Jan 24, 2016 12:11 PM EST

A new PBS TV drama that premiered Jan. 17, Mercy Street, weaves together the lives of two volunteer nurses on opposing sides of the Civil War. Based on real events, the series is more about struggling with compassion and grace, rather than battles and glory. Viewers can catch the second episode on Sunday (Jan. 24) at 9 p.m. CST.

Mercy Street takes viewers into the lives of the doctors, nurses, contraband laborers and Southern loyalists who intersect during the spring of 1862 in the chaotic world of Union-occupied Alexandria, Va., and the Mansion House Hospital, which was a luxury hotel before the war.

Facebook fan Noelle Harrison posted the show is for people who love historical drama with a little medical history thrown in.

Two nurses care for wounded soldiers in Mansion House. Mary (Mary Elizabeth Winstead), a staunch New England abolitionist, and Emma (Hannah James), the daughter of the hotel owner and naive young Confederate belle, butt heads as they try to balance their medical duties with their dueling allegiances. Both women face the challenges of trying to make their way through a man's world, headed by Dr. Byron Hale (Broadway's Norbert Leo Butz).

A moving subplot features Samuel Diggs (McKinley Belcher), a free black man who knows medicine but needs to keep that secret. 

All who arrive at Mansion House receive treatment. Alexandria, a border town between North and South, was the longest Union-occupied city of the war. Ruled under martial law, the city served as the melting pot of the region: with soldiers, civilians, female volunteers, doctors, wounded fighting men from both sides, runaway slaves, prostitutes, speculators and spies. The location of the hospital highlights and strains the grace that the characters offer and experience.

Biblical allusions and religious sensibilities are readily on display as part of the backdrops.

One of the more interesting characters is Chaplain Hopkins (Luke Macfarlane), who, in spite of the mysteries he hides, reminds workers and patients that God does not see uniforms.

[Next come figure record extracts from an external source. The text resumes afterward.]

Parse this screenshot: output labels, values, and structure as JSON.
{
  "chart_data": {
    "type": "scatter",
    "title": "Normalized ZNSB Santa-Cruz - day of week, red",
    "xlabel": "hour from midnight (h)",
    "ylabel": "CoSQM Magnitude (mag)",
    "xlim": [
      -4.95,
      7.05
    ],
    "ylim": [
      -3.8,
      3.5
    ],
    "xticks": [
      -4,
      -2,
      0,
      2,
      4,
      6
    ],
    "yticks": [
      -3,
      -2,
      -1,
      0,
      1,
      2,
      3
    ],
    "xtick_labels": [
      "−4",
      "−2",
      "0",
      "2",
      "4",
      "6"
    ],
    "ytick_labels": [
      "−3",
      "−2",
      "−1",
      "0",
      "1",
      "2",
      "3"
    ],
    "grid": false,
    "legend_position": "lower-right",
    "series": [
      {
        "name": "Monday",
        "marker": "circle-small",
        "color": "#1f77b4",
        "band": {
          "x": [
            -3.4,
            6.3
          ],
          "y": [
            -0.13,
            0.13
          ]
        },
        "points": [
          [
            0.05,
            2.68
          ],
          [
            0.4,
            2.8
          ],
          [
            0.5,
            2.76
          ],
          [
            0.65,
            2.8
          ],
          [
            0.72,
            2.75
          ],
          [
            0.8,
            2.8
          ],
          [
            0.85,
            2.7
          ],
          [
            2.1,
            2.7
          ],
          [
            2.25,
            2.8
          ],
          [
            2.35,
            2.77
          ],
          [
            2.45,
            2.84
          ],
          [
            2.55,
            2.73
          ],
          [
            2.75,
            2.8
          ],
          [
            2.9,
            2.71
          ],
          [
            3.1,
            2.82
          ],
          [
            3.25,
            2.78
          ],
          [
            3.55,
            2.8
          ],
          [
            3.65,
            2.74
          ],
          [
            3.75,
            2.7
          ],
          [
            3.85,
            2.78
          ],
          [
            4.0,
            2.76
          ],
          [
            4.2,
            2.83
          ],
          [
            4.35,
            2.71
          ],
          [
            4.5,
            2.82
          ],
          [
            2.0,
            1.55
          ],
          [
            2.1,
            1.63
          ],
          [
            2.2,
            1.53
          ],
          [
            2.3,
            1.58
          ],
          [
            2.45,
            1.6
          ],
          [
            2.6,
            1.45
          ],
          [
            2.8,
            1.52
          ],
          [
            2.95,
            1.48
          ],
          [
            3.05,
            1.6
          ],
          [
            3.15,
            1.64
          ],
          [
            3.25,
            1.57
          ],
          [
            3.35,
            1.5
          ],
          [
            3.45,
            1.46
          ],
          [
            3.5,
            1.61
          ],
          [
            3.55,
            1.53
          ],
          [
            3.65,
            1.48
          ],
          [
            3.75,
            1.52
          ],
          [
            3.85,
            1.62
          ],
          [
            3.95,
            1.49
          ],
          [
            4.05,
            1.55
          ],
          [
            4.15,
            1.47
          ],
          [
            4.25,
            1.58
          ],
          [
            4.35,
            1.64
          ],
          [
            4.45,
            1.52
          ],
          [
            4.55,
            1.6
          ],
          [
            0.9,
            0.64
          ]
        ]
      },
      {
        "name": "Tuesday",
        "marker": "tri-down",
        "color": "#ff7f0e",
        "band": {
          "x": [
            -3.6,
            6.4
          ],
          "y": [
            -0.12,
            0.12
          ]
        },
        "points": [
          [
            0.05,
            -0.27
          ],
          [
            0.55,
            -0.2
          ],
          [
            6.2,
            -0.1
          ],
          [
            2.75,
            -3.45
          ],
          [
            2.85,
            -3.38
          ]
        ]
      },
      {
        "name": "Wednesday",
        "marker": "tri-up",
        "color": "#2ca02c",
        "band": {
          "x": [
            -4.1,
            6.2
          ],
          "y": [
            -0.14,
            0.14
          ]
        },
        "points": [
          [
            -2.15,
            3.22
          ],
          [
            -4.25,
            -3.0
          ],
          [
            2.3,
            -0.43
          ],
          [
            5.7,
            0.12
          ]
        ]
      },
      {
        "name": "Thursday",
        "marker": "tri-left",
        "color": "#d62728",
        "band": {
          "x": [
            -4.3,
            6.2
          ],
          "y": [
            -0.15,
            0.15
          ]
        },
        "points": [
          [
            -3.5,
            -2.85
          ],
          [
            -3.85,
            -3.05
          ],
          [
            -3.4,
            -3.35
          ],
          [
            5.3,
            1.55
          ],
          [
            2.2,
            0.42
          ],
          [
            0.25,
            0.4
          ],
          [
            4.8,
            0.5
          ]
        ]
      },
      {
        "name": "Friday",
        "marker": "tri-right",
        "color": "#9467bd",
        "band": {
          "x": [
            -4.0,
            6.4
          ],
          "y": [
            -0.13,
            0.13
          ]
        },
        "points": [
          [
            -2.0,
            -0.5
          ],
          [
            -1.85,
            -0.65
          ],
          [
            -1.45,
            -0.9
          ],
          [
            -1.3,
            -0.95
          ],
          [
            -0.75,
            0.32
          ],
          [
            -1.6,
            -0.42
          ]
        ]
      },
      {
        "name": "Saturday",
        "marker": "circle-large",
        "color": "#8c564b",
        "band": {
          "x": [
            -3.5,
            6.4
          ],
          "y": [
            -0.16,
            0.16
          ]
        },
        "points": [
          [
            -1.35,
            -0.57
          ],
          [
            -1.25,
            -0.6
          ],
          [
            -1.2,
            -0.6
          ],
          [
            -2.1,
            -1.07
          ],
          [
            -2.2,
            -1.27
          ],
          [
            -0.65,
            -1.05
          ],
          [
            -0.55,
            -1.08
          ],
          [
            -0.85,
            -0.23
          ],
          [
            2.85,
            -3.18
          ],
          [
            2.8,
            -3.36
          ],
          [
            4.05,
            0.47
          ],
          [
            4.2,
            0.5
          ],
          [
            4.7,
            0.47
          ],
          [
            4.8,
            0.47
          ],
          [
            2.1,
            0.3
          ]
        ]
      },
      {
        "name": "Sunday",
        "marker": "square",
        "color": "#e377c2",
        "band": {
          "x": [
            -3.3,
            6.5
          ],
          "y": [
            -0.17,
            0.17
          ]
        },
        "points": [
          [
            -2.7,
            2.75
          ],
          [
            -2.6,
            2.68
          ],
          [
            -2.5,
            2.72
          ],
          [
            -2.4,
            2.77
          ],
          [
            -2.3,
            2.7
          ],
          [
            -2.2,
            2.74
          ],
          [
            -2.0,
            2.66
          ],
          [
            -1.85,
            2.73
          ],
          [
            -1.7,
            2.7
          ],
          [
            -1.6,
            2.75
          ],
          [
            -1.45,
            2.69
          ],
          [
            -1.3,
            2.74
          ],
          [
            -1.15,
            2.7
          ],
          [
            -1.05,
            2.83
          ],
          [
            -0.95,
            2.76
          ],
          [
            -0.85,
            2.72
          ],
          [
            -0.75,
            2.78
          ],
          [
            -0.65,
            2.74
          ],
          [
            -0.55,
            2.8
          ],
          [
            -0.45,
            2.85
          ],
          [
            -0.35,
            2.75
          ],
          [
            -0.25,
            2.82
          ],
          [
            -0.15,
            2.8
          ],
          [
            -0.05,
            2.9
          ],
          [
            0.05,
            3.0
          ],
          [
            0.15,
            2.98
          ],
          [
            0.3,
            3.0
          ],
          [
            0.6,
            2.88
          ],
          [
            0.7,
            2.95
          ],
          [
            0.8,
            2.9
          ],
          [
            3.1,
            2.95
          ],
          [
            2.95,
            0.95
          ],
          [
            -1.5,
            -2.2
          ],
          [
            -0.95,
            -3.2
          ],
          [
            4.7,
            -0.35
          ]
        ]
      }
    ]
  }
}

Mercy Street stars Josh Radnor as Dr. Jedediah Foster; Mary Elizabeth Winstead as Mary Phinney; Gary Cole as James Green, Sr.; Hannah James as Emma Green; Brad Koed as James Green, Jr.; Norbert Leo Butz as Dr. Byron Hale; Tara Summers as Anne Hastings; McKinley Belcher III as Samuel Diggs; Shalita Grant as Aurelia Johnson; Peter Gerety as Chief Surgeon Alfred Summers; Jack Falahee as Frank Stringfellow; Anna Sophia Robb as Alice Green; Cameron Monaghan as Tom Fairfax; Donna Murphy as Jane Green; L. Scott Caldwell as Belinda; Suzanne Bertish as Hospital Matron Brannan; Wade Williams as Sillas Bullen; and Luke Macfarlane as Chaplain Hopkins.

The series is executive produced by Ridley Scott; with Lisa Q. Wolfinger, David Zabel and David W. Zucker of Scott Free. They called the movie plot "a cauldron within which the characters strive, fight, love, laugh, betray, sacrifice and, at times, act like scoundrels."

Civil War Nurses
(Photo : Stanley B. Burns, MD & The Burns Archive)
Women played a significant role in the Civil War. They served in a variety of capacities, as trained professional nurses giving direct medical care, as hospital administrators or as attendants offering comfort. Although the exact number is not known, between 5,000 and 10,000 women offered their services.